Valerie Huhn began her art education at The New School – Parsons and the School of Visual Arts before completing her BFA and MFA degrees at the San Francisco Art Institute.

Valerie works in a variety of media from photography and video to mixed-media to sculpture and site-specific installation. Her work has been shown throughout the United States and internationally. Residencies include time in Long Beach Island, NJ, Aspen, CO, chashama in New York City, and a residency at Aferro Studios in Newark, NJ. Her work is included in the former Bell Telephone Building in Newark, The Fortune Society, and private collections. She lives and works in Flemington, NJ.


People have used fingerprints for mark-making since the earliest recorded days of civilization. From the handprints left in the caves of Chauvet and early Chinese fingerprints imprinted in pottery and used as a signature of the artisan, they continue to be a mark-making mode for artists of the present.

Yet fingerprints today are far more likely to be used for marking others than for stamping a claim of ownership or creation. They are most widely employed by the police and forensic labs, banking institutions, and government health services. Of course, interpreting these prints is an art in itself. And for all their apparent individual information, fingerprints tell us nothing about age, race, income, or anything else about a person that can be used for enforcing social constructs that define categories of oppression.

Where fingerprints were once used as a symbolic action of pride, they have now become a passive action—we are fingerprinted. I am interested in bringing humanity back to the fingerprint—whether in obsessive repetitious patterns or the intimate setting of a personal bureau that houses our second skin.
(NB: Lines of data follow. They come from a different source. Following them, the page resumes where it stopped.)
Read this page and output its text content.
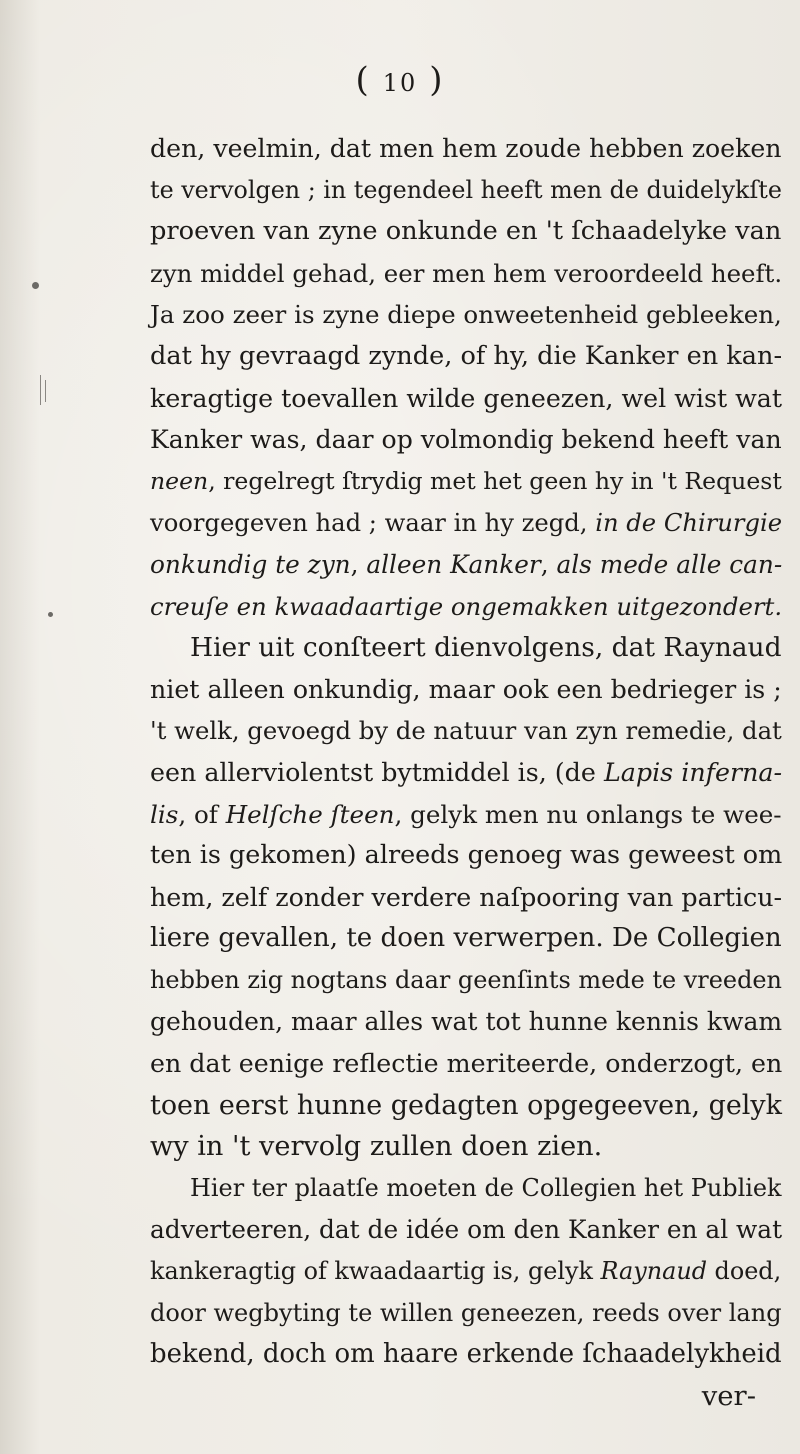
( 10 )
den, veelmin, dat men hem zoude hebben zoeken
te vervolgen ; in tegendeel heeft men de duidelykſte
proeven van zyne onkunde en 't ſchaadelyke van
zyn middel gehad, eer men hem veroordeeld heeft.
Ja zoo zeer is zyne diepe onweetenheid gebleeken,
dat hy gevraagd zynde, of hy, die Kanker en kan-
keragtige toevallen wilde geneezen, wel wist wat
Kanker was, daar op volmondig bekend heeft van
neen, regelregt ſtrydig met het geen hy in 't Request
voorgegeven had ; waar in hy zegd, in de Chirurgie
onkundig te zyn, alleen Kanker, als mede alle can-
creuſe en kwaadaartige ongemakken uitgezondert.
Hier uit conſteert dienvolgens, dat Raynaud
niet alleen onkundig, maar ook een bedrieger is ;
't welk, gevoegd by de natuur van zyn remedie, dat
een allerviolentst bytmiddel is, (de Lapis inferna-
lis, of Helſche ſteen, gelyk men nu onlangs te wee-
ten is gekomen) alreeds genoeg was geweest om
hem, zelf zonder verdere naſpooring van particu-
liere gevallen, te doen verwerpen. De Collegien
hebben zig nogtans daar geenſints mede te vreeden
gehouden, maar alles wat tot hunne kennis kwam
en dat eenige reflectie meriteerde, onderzogt, en
toen eerst hunne gedagten opgegeeven, gelyk
wy in 't vervolg zullen doen zien.
Hier ter plaatſe moeten de Collegien het Publiek
adverteeren, dat de idée om den Kanker en al wat
kankeragtig of kwaadaartig is, gelyk Raynaud doed,
door wegbyting te willen geneezen, reeds over lang
bekend, doch om haare erkende ſchaadelykheid
ver-
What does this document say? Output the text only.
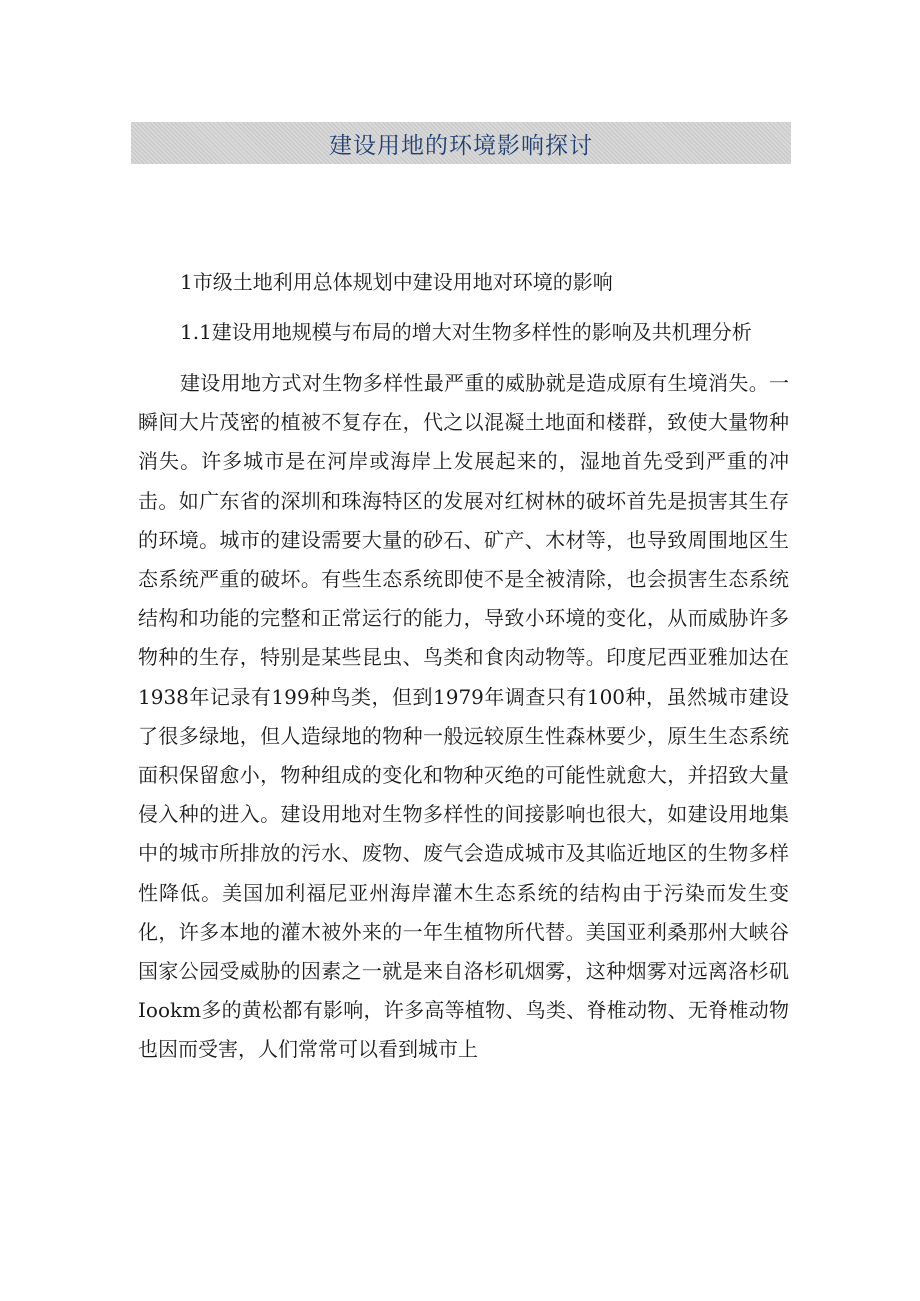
建设用地的环境影响探讨
1市级土地利用总体规划中建设用地对环境的影响
1.1建设用地规模与布局的增大对生物多样性的影响及共机理分析

建设用地方式对生物多样性最严重的威胁就是造成原有生境消失。一瞬间大片茂密的植被不复存在，代之以混凝土地面和楼群，致使大量物种消失。许多城市是在河岸或海岸上发展起来的，湿地首先受到严重的冲击。如广东省的深圳和珠海特区的发展对红树林的破坏首先是损害其生存的环境。城市的建设需要大量的砂石、矿产、木材等，也导致周围地区生态系统严重的破坏。有些生态系统即使不是全被清除，也会损害生态系统结构和功能的完整和正常运行的能力，导致小环境的变化，从而威胁许多物种的生存，特别是某些昆虫、鸟类和食肉动物等。印度尼西亚雅加达在1938年记录有199种鸟类，但到1979年调查只有100种，虽然城市建设了很多绿地，但人造绿地的物种一般远较原生性森林要少，原生生态系统面积保留愈小，物种组成的变化和物种灭绝的可能性就愈大，并招致大量侵入种的进入。建设用地对生物多样性的间接影响也很大，如建设用地集中的城市所排放的污水、废物、废气会造成城市及其临近地区的生物多样性降低。美国加利福尼亚州海岸灌木生态系统的结构由于污染而发生变化，许多本地的灌木被外来的一年生植物所代替。美国亚利桑那州大峡谷国家公园受威胁的因素之一就是来自洛杉矶烟雾，这种烟雾对远离洛杉矶Iookm多的黄松都有影响，许多高等植物、鸟类、脊椎动物、无脊椎动物也因而受害，人们常常可以看到城市上
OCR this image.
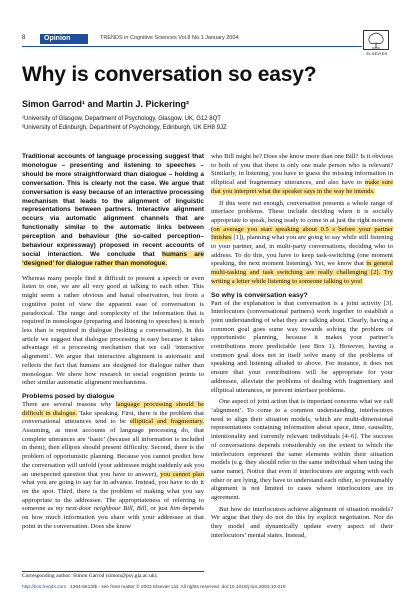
8	Opinion	TRENDS in Cognitive Sciences Vol.8 No.1 January 2004
ELSEVIER
Why is conversation so easy?
Simon Garrod¹ and Martin J. Pickering²
¹University of Glasgow, Department of Psychology, Glasgow, UK, G12 8QT
²University of Edinburgh, Department of Psychology, Edinburgh, UK EH8 9JZ

Traditional accounts of language processing suggest that monologue – presenting and listening to speeches – should be more straightforward than dialogue – holding a conversation. This is clearly not the case. We argue that conversation is easy because of an interactive processing mechanism that leads to the alignment of linguistic representations between partners. Interactive alignment occurs via automatic alignment channels that are functionally similar to the automatic links between perception and behaviour (the so-called perception–behaviour expressway) proposed in recent accounts of social interaction. We conclude that humans are ‘designed’ for dialogue rather than monologue.

Whereas many people find it difficult to present a speech or even listen to one, we are all very good at talking to each other. This might seem a rather obvious and banal observation, but from a cognitive point of view the apparent ease of conversation is paradoxical. The range and complexity of the information that is required in monologue (preparing and listening to speeches) is much less than is required in dialogue (holding a conversation). In this article we suggest that dialogue processing is easy because it takes advantage of a processing mechanism that we call ‘interactive alignment’. We argue that interactive alignment is automatic and reflects the fact that humans are designed for dialogue rather than monologue. We show how research in social cognition points to other similar automatic alignment mechanisms.

Problems posed by dialogue

There are several reasons why language processing should be difficult in dialogue. Take speaking. First, there is the problem that conversational utterances tend to be elliptical and fragmentary. Assuming, as most accounts of language processing do, that complete utterances are ‘basic’ (because all information is included in them), then ellipsis should present difficulty. Second, there is the problem of opportunistic planning. Because you cannot predict how the conversation will unfold (your addressee might suddenly ask you an unexpected question that you have to answer), you cannot plan what you are going to say far in advance. Instead, you have to do it on the spot. Third, there is the problem of making what you say appropriate to the addressee. The appropriateness of referring to someone as my next-door neighbour Bill, Bill, or just him depends on how much information you share with your addressee at that point in the conversation. Does she know

who Bill might be? Does she know more than one Bill? Is it obvious to both of you that there is only one male person who is relevant? Similarly, in listening, you have to guess the missing information in elliptical and fragmentary utterances, and also have to make sure that you interpret what the speaker says in the way he intends.

If this were not enough, conversation presents a whole range of interface problems. These include deciding when it is socially appropriate to speak, being ready to come in at just the right moment (on average you start speaking about 0.5 s before your partner finishes [1]), planning what you are going to say while still listening to your partner, and, in multi-party conversations, deciding who to address. To do this, you have to keep task-switching (one moment speaking, the next moment listening). Yet, we know that in general multi-tasking and task switching are really challenging [2]. Try writing a letter while listening to someone talking to you!

So why is conversation easy?

Part of the explanation is that conversation is a joint activity [3]. Interlocutors (conversational partners) work together to establish a joint understanding of what they are talking about. Clearly, having a common goal goes some way towards solving the problem of opportunistic planning, because it makes your partner’s contributions more predictable (see Box 1). However, having a common goal does not in itself solve many of the problems of speaking and listening alluded to above. For instance, it does not ensure that your contributions will be appropriate for your addressee, alleviate the problems of dealing with fragmentary and elliptical utterances, or prevent interface problems.

One aspect of joint action that is important concerns what we call ‘alignment’. To come to a common understanding, interlocutors need to align their situation models, which are multi-dimensional representations containing information about space, time, causality, intentionality and currently relevant individuals [4–6]. The success of conversations depends considerably on the extent to which the interlocutors represent the same elements within their situation models (e.g. they should refer to the same individual when using the same name). Notice that even if interlocutors are arguing with each other or are lying, they have to understand each other, so presumably alignment is not limited to cases where interlocutors are in agreement.

But how do interlocutors achieve alignment of situation models? We argue that they do not do this by explicit negotiation. Nor do they model and dynamically update every aspect of their interlocutors’ mental states. Instead,

Corresponding author: Simon Garrod (simon@psy.gla.ac.uk).
http://tics.trends.com 1364-6613/$ - see front matter © 2003 Elsevier Ltd. All rights reserved. doi:10.1016/j.tics.2003.10.016
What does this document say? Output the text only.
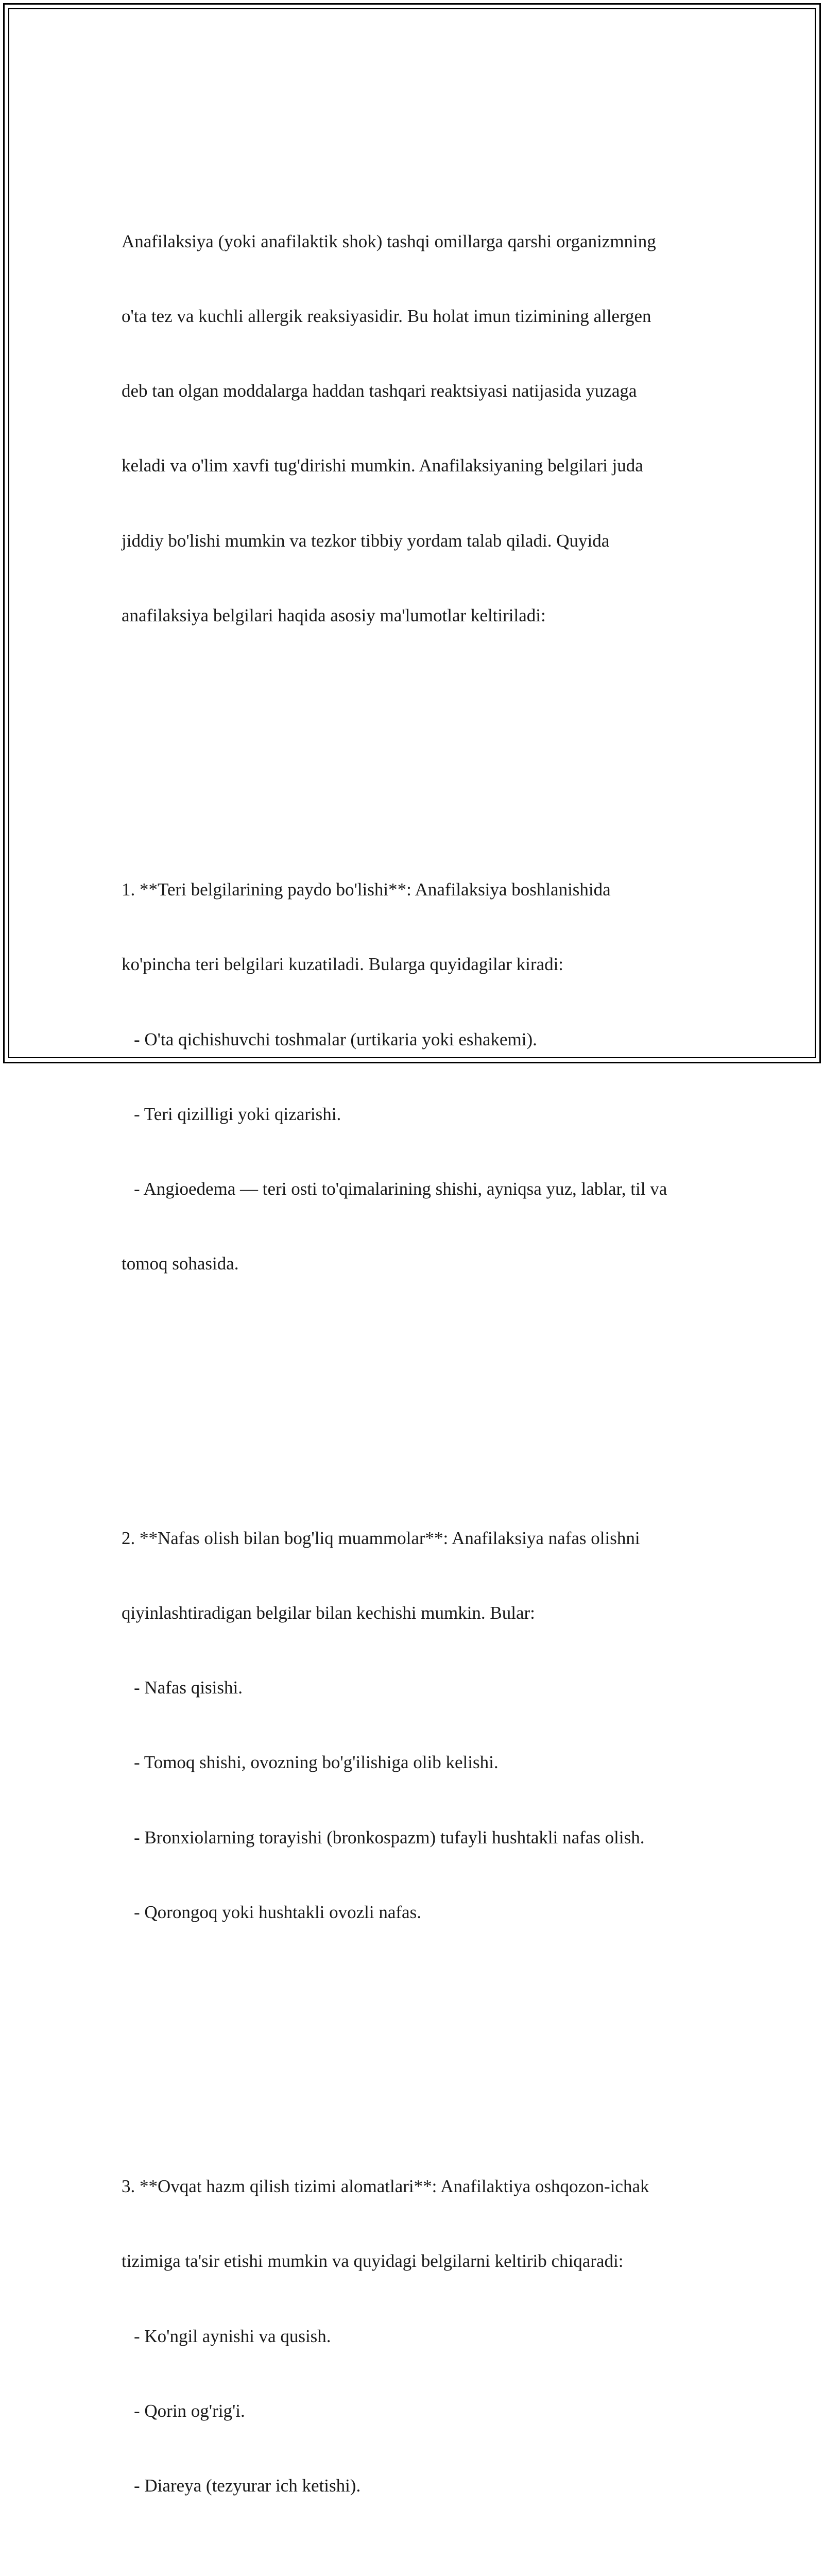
Anafilaksiya (yoki anafilaktik shok) tashqi omillarga qarshi organizmning

o'ta tez va kuchli allergik reaksiyasidir. Bu holat imun tizimining allergen

deb tan olgan moddalarga haddan tashqari reaktsiyasi natijasida yuzaga

keladi va o'lim xavfi tug'dirishi mumkin. Anafilaksiyaning belgilari juda

jiddiy bo'lishi mumkin va tezkor tibbiy yordam talab qiladi. Quyida

anafilaksiya belgilari haqida asosiy ma'lumotlar keltiriladi:

1. **Teri belgilarining paydo bo'lishi**: Anafilaksiya boshlanishida

ko'pincha teri belgilari kuzatiladi. Bularga quyidagilar kiradi:

- O'ta qichishuvchi toshmalar (urtikaria yoki eshakemi).

- Teri qizilligi yoki qizarishi.

- Angioedema — teri osti to'qimalarining shishi, ayniqsa yuz, lablar, til va

tomoq sohasida.

2. **Nafas olish bilan bog'liq muammolar**: Anafilaksiya nafas olishni

qiyinlashtiradigan belgilar bilan kechishi mumkin. Bular:

- Nafas qisishi.

- Tomoq shishi, ovozning bo'g'ilishiga olib kelishi.

- Bronxiolarning torayishi (bronkospazm) tufayli hushtakli nafas olish.

- Qorongoq yoki hushtakli ovozli nafas.

3. **Ovqat hazm qilish tizimi alomatlari**: Anafilaktiya oshqozon-ichak

tizimiga ta'sir etishi mumkin va quyidagi belgilarni keltirib chiqaradi:

- Ko'ngil aynishi va qusish.

- Qorin og'rig'i.

- Diareya (tezyurar ich ketishi).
The fingerprint work in this series is created with my right index finger. Each print is cataloged with the date it was created beneath it. The work revolves around identity—identifying and categorizing people into groups and subgroups within society. It is the notion of a fixed self or our identification of others that I am challenged by the use of color, shape, and pressure in every print I leave behind—along with its accompanying date.